Other Silicon Valley leaders, including Altman, remain optimistic about AI’s current scaling potential. In July, Microsoft Chief Technology Officer Kevin Scott dismissed fears that AI progress had plateaued: “Contrary to what other people think, we are not at the limit of scalability,” Scott said in an interview with Sequoia Capital’s Training Data podcast.

There could also be strategies to make AI models smarter by improving the inference part of development. Inference is the work done to determine AI outcomes after they have been trained, using data they have not seen before.

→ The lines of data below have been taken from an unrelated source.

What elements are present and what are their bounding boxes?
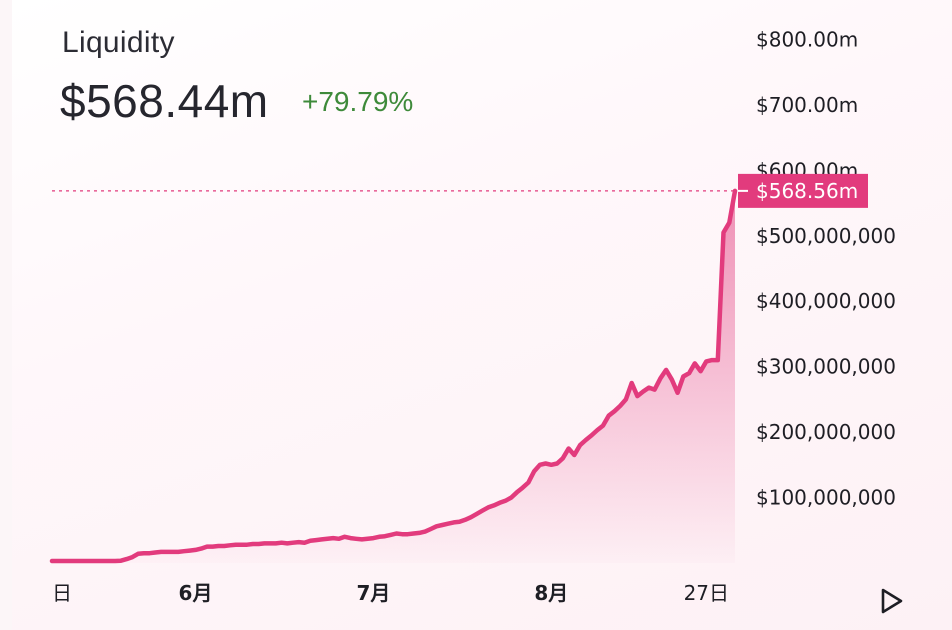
x-tick-label: 6月 (179, 581, 213, 605)
x-tick-label: 27日 (684, 581, 729, 605)
current-value-label: $568.56m (756, 179, 858, 203)
metric-title: Liquidity (62, 26, 175, 59)
y-tick-label: $700.00m (756, 93, 858, 117)
x-tick-label: 8月 (534, 581, 568, 605)
x-tick-label: 7月 (356, 581, 390, 605)
play-button[interactable] (876, 586, 906, 616)
metric-change: +79.79% (302, 86, 414, 117)
metric-value: $568.44m (60, 75, 269, 127)
y-tick-label: $300,000,000 (756, 355, 896, 379)
x-tick-label: 日 (52, 581, 72, 605)
play-icon (881, 588, 903, 614)
y-tick-label: $800.00m (756, 27, 858, 51)
y-tick-label: $200,000,000 (756, 420, 896, 444)
y-tick-label: $100,000,000 (756, 486, 896, 510)
y-tick-label: $400,000,000 (756, 289, 896, 313)
current-value-tag (738, 173, 868, 208)
liquidity-area (52, 190, 735, 563)
y-tick-label: $500,000,000 (756, 224, 896, 248)
liquidity-series-line (49, 188, 738, 564)
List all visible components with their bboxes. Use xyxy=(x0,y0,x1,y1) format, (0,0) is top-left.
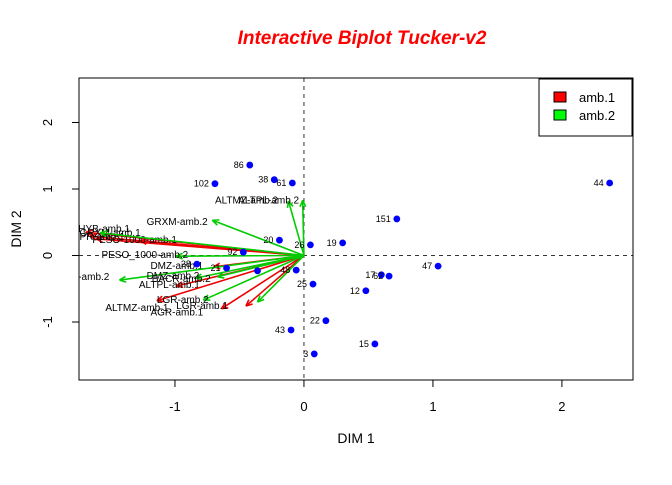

The model that OpenAI released in September – called OpenAI o1 – focused more on inference improvements. It outperformed its predecessors on complex tasks and achieved similar levels of intelligence to graduate students on benchmark tasks in physics, chemistry and biology, according to OpenAI.

Still, it’s clear that much of the industry, like Altman, firmly believes that scaling laws are what drive AI performance. If future models are not convincing, a reassessment of the current boom can be expected.